"Müstakil bir mobbing ile mücadele kanunu şart"

İlhan İŞMAN

Mobbing ile Mücadele Derneği Genel Başkanı

Türkiye’de iş hayatında psikolojik taciz olarak da bilinen mobbing, çalışanların verimliliğini düşüren, işten ayrılmalarına neden olan ve işyerlerinde huzursuz bir ortam yaratan ciddi bir milli sorun olarak karşımıza çıkmaktadır. Bu durum, hem çalışanların hem de işverenlerin zararına sonuçlanmakta ve ülkemizin beşeri sermayesini önemli ölçüde eritirken, sürdürülebilir bir rekabet avantajı elde etmemizi de engellemektedir.

Bu makalede, Türkiye’de müstakil bir mobbing ile mücadele kanununa neden ihtiyaç duyulduğu, bu kanunun beşeri sermayemizin korunmasındaki ve rekabet gücümüzün artırılmasındaki rolü ve İLO’nun 190 sayılı İşyerinde Şiddet Ve Tacizin Önlenmesi Uluslararası Sözleşmesi’nin ülkemiz çalışma hayatına olan olumlu potansiyel katkıları ele alınacaktır.

Türk hukuk sisteminde direk olarak mobbingi tanımlayan, ceza ve yaptırımlarını ortaya koyan müstakil bir mobbing ile mücadele kanunu bulunmamaktadır.

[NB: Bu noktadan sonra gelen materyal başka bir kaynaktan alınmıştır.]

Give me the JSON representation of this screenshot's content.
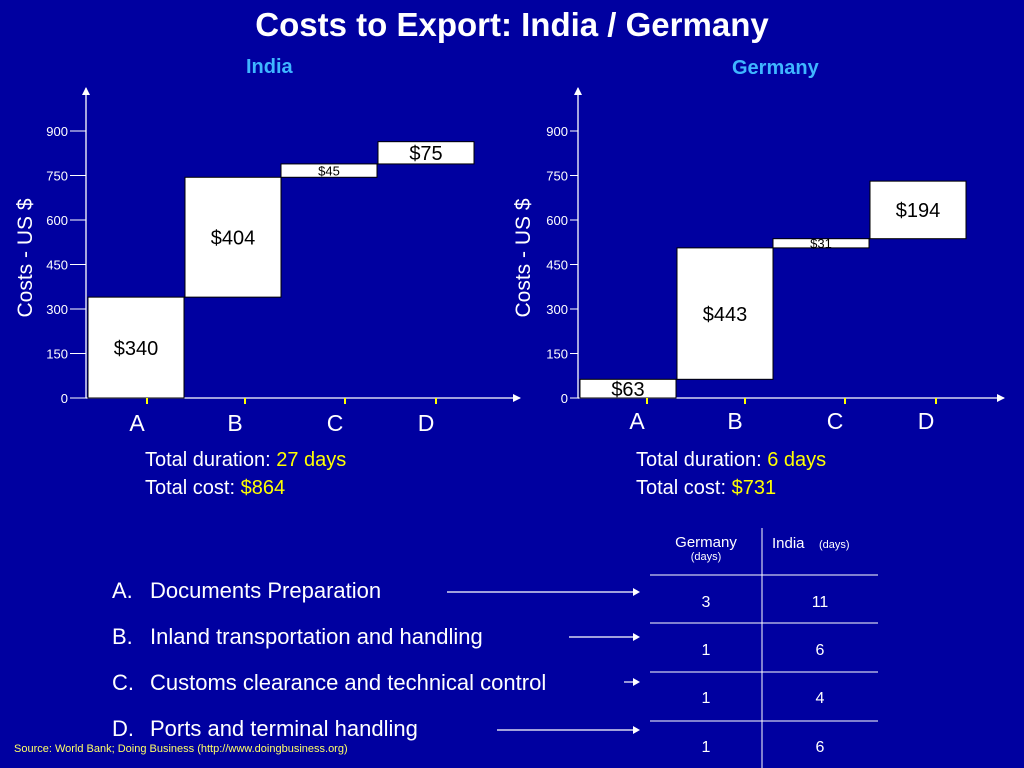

Ülkemizin taraf olduğu AB sosyal şartının 26. maddesi, ILO sözleşmeleri, İnsan Hakları Beyannamesi, Avrupa İnsan Hakları sözleşmesi, Anayasa’nın 10. 17. 49. VE 50. maddeleri, Borçlar Kanunu’nun 58. ve 417’nci maddeleri, Medeni Kanun’un 24 ve 25. maddeleri, 657 sayılı Devlet Memurları Kanunu’nun 10. ve 125/d bendi, Türk Ceza Kanunu’nun 94. 96. 117. 121. 123. 125. 257 ve 267’ncı maddeleri, İş Sağlığı ve İş Güvenliği Kanunu, İş Kanunu’nun 5. ve 77’nci maddeleri, kapsamında idari, cezai ve tazmini gereken suçlardandır. Ancak bu düzenlemeler, mobbingin somut olarak tanımlanması, önlenmesi ve sonuçlarının belirlenmesi konusunda yetersiz kalmaktadır.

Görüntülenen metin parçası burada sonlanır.